IMF warned further overvaluation of property prices

After the International Monetary Fund (IMF) made a summary report on its visit to Hong Kong, the prospects for Hong Kong’s economic growth can be further improved thanks to the stronger-than-expected global growth and faster-than-expected reform of China’s implementation. However, Hong Kong also faces a number of risks. Property prices in Hong Kong have been overestimated. As at September, property prices soared 15% year-on-year. Once the disorderly property market is adjusted, it may trigger a vicious cycle between property prices, solvency and consumer spending, which will eventually lead to a slowdown in economic growth and a second round of bank balance sheets.

When asked whether the property market in Hong Kong is likely to experience a bubble burst soon, Sonali Jain-Chandra, head of the IMF delegation, stressed that property prices in Hong Kong have been overvalued. However, the property market cycle seems to be very long and it is hard to predict the actual turnaround time.

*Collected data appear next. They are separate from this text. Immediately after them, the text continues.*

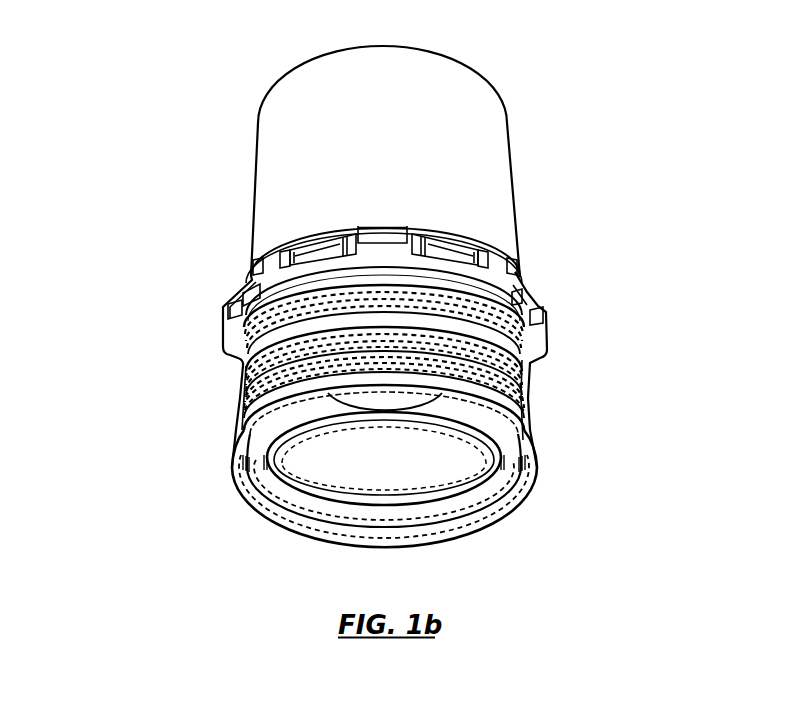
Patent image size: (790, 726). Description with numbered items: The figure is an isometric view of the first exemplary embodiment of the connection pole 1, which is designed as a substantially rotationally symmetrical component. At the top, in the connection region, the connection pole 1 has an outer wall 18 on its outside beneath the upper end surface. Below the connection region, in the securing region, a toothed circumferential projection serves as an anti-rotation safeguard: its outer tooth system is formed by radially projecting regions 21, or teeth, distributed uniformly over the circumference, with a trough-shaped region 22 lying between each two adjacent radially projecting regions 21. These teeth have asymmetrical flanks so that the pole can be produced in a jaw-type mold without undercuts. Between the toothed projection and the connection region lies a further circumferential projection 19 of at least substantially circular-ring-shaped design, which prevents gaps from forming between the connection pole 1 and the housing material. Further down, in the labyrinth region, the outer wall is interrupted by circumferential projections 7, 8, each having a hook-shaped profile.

The connection pole 1 is at (516, 48).
The outer wall 18 is at (260, 187).
The further circumferential projection 19 is at (244, 287).
The radially projecting regions 21 is at (224, 336).
The trough-shaped region 22 is at (517, 297).
The circumferential projection 7 is at (513, 374).
The circumferential projection 8 is at (528, 429).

Disorderly adjustment of the potential hit the bank

The report pointed out that a considerable part of Hong Kong’s new mortgage loans using the floating-rate system and based on inter-bank interest rates, the burden of family repayment on the sensitivity of interest rates remain high. Once the disorderly property market is adjusted, the negative wealth effect can have a major impact on personal consumption. Even if the current balance sheet of the bank is quite robust, the property disorder may lead to a second round of bank impact.

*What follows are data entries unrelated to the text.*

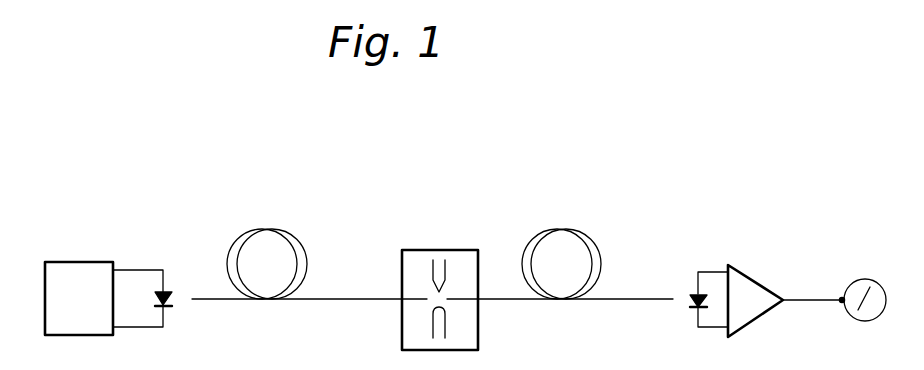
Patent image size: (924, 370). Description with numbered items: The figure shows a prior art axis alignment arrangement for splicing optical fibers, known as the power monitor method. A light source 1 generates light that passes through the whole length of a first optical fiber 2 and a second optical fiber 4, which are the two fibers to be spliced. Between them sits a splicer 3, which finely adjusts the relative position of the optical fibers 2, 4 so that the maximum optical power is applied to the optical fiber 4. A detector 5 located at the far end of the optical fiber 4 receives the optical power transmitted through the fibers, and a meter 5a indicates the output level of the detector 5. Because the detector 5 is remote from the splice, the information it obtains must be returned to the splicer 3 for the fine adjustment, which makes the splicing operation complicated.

The light source 1 is at (104, 262).
The optical fiber 2 is at (270, 229).
The splicer 3 is at (439, 250).
The optical fiber 4 is at (561, 229).
The detector 5 is at (750, 276).
The meter 5a is at (872, 282).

Faced with the hot and overvalued property market, the continuous increase of housing supply is the key to solving the structural imbalance between supply and demand. However, if Hong Kong lacks a real-time land for building housing, it may be difficult to meet the 10-year housing supply target set by the Long Term Housing Strategy. The Administration should expedite the identification of land that can be built.

Long-term withdrawal of spicy food should be gradually removed

Jain-Chandra added that Hong Kong’s macroprudential measures and stamp duty stamp duty (stamp duty on stamps and double ad valorem stamp duty) will help alleviate property prices and buffer the financial system and reduce the hot property market System, “If no relevant measure is implemented, property prices may be 12.5% ​​higher than at present.” However, the measures are not sufficient to curb the trend of over-credit and high property prices and reiterate that the government should make every effort to increase the supply of land.

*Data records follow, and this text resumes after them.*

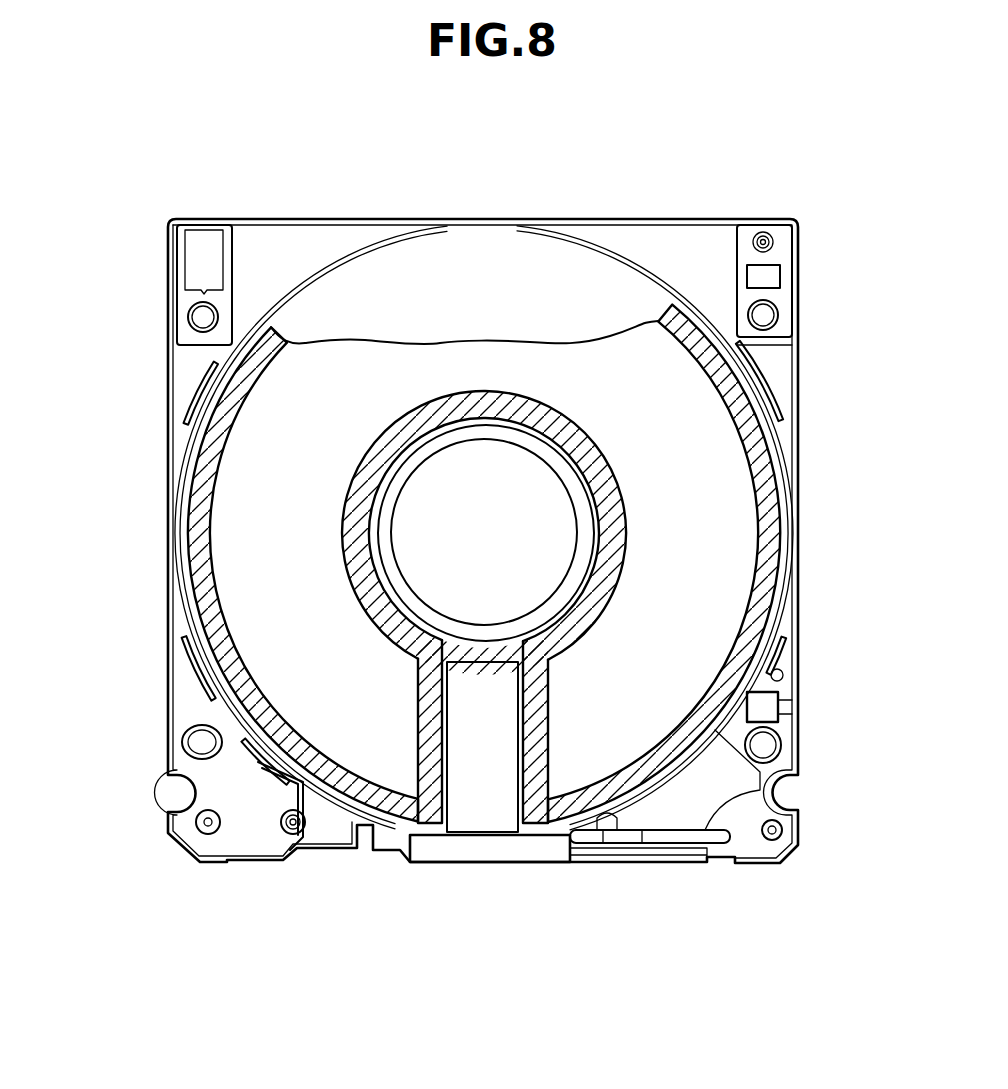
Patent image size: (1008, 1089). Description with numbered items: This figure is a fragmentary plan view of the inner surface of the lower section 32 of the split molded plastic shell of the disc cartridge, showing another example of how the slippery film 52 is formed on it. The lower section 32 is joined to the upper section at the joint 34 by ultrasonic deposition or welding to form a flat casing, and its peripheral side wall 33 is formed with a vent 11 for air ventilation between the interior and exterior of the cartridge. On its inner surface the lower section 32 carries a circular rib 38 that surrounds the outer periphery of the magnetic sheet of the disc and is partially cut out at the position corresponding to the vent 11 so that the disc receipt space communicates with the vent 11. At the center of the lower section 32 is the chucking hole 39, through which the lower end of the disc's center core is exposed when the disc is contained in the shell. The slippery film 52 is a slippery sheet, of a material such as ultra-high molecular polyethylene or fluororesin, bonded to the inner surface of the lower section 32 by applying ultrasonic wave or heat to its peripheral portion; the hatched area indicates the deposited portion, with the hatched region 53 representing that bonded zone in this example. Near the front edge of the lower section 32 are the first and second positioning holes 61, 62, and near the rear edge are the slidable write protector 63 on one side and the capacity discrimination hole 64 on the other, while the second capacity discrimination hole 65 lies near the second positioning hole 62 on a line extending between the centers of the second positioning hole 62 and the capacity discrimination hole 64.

The vent 11 is at (342, 853).
The lower section 32 is at (167, 280).
The peripheral side wall 33 is at (168, 401).
The joint 34 is at (757, 387).
The circular rib 38 is at (180, 628).
The chucking hole 39 is at (552, 493).
The slippery film 52 is at (622, 345).
The hub ring section 53 is at (775, 556).
The first positioning hole 61 is at (198, 737).
The second positioning hole 62 is at (765, 748).
The slidable write protector 63 is at (188, 313).
The capacity discrimination hole 64 is at (773, 278).
The second capacity discrimination hole 65 is at (765, 702).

The report added that due to property prices continued to rise, the property market disorder may lead to major macro-financial risk adjustment, the authorities should maintain relevant measures to safeguard the financial system, it is proposed in view of future changes, consider macro-prudential measures to adjust. In the future, if systemic risk is mitigated, the two stamp duty should be phased out and replaced with other measures that do not distinguish between residents and non-residents. The authorities may also phase out the interest exemption on interest of the home building as the relevant measures stimulate housing demand and encourage more lending.

Apart from the property market, is there a bubble in the local stock market? Jain-Chandra said that as the world is still in a monetary easing environment, investment in which funds continue to seek higher returns is not only Hong Kong but also global stock markets are hot. At present, the stock market is not overly stretched, but the funds continue to seek High returns will increase the financial system’s sensitivity to market and liquidity risk.